During bulk at or near max voltage and current, the voltage drop will have the panel operate at a higher voltage = less current. Isc>Imp>>>>Ioc

I don't care to be in the red area, warm here and Vmp is lowered with heat.



@ 50% duty cycle panel makes full power, vd based on 4A not 2.



I'm sure you don't suggest everyone use 22awg.

red31 wrote:
Controller to batt voltage drop limits batt charge voltage.

Current 'taper' during abs does not solve voltage drop, the panel is ether on or off, the taper comes from more off time and not reduced current from the panel.

Charge voltage is not limited below that required, since any reasonable combo of panel and wire will be able to draw the voltage at the battery up to its full absorption voltage. During bulk charging, voltage drop (both before and after a PWM controller) will result in a slight loss of efficiency, but it does not limit the ultimate charge voltage. As the battery nears a full state of charge, the current drops and so does the voltage drop.

Without remote voltage sensing, but with a significant voltage drop, the battery still gets charged, but the flat part of the battery voltage curve ("Stage 2" below) looks more like a ramp up to the final voltage.

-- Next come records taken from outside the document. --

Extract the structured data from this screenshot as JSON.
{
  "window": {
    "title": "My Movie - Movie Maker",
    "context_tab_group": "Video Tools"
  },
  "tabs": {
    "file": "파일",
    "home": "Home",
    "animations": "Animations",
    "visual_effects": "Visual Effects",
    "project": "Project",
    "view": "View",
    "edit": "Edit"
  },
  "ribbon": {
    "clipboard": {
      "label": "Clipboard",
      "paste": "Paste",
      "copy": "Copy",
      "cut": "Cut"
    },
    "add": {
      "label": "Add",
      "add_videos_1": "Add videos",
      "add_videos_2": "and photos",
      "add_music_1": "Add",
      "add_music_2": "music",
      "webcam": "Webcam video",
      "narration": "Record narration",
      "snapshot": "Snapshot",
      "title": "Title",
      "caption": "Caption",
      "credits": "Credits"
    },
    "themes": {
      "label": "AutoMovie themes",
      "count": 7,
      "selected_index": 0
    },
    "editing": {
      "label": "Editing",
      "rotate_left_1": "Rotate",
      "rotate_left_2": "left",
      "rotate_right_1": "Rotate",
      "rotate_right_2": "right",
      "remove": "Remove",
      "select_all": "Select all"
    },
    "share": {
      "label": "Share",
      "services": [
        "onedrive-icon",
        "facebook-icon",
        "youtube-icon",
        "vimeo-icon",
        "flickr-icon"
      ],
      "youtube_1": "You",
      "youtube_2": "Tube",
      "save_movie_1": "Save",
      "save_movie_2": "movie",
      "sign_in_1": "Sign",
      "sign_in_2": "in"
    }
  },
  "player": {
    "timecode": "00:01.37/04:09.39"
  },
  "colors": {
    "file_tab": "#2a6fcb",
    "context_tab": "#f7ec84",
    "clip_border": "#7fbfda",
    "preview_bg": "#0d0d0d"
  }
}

After the controller goes into PWM regulation the voltage drop simply doesn't make any significant difference - it goes into regulation because there's energy in excess of that needed to hold the battery at the absorption voltage. There might be an early period of "99% on" PWM until the battery itself begins to hold at absorption voltage, but when PWM begins to taper the battery is being held at the required voltage.

curly5759
You can find various lengths of MC4 solar wire, say ya need 15' from panel to controller, you buy one 30' with male/female MC4 connectors, cut it in half and connect the MC4s to the panel and the cut end to the controller. You can also find 'tray cable' with ring terminals attached to one end in various lengths to connect the controller to the batt or make your own.

https://www.solarblvd.com/product-category/cables-wires/solar-panel-wiring/

https://www.renogy.com/renogy-solar-tray-cables/


voltage drop between panel and pwm controller causes the panel to operate at a different voltage and the higher the voltage the less current. Voltage higher than heat reduced Vmp and the current drop is steep.

Controller to batt voltage drop limits batt charge voltage.

Current 'taper' during abs does not solve voltage drop, the panel is ether on or off, the taper comes from more off time and not reduced current from the panel.

Less sun = less panel heat, less current and less voltage drop!

Moved from Technology Corner

Thanks for the replies and links. Never thought about running the wires down through the fridge vent.
This will not be my primary source of charging, just to keep the battery when we are not using the TT. We only use it a few times a year for a few days. I also want to be able to recharge the battery after a night of running the heater.
What/who is a good source of solar switches and wiring?

Current will not drop,
Voltage drops
1% voltage drop, is going to be 1% less per transfer
1% lost to hear because of wire resistance

Ee or not that was a boss erroneous statement where the math does not compute

Now settle down and be civil

LOL...reading comprehension not too good? Do you not know how voltage drop is rated? It is rated with a given current which I gave.

Arrogant much?

babock wrote:

mike-s wrote:
I'm not the one who thinks that when you put 20 A into one end of a wire, less than that can come out the other end. I don't believe your EE claim.

I never said that was the case.

Uh huh.

babock wrote:
If you have a length of cable that had a 10% voltage drop at 20A you would likely get half the charge current than you would if you limited it to 1%.

With just one panel I don't think you have much worry about voltage drop.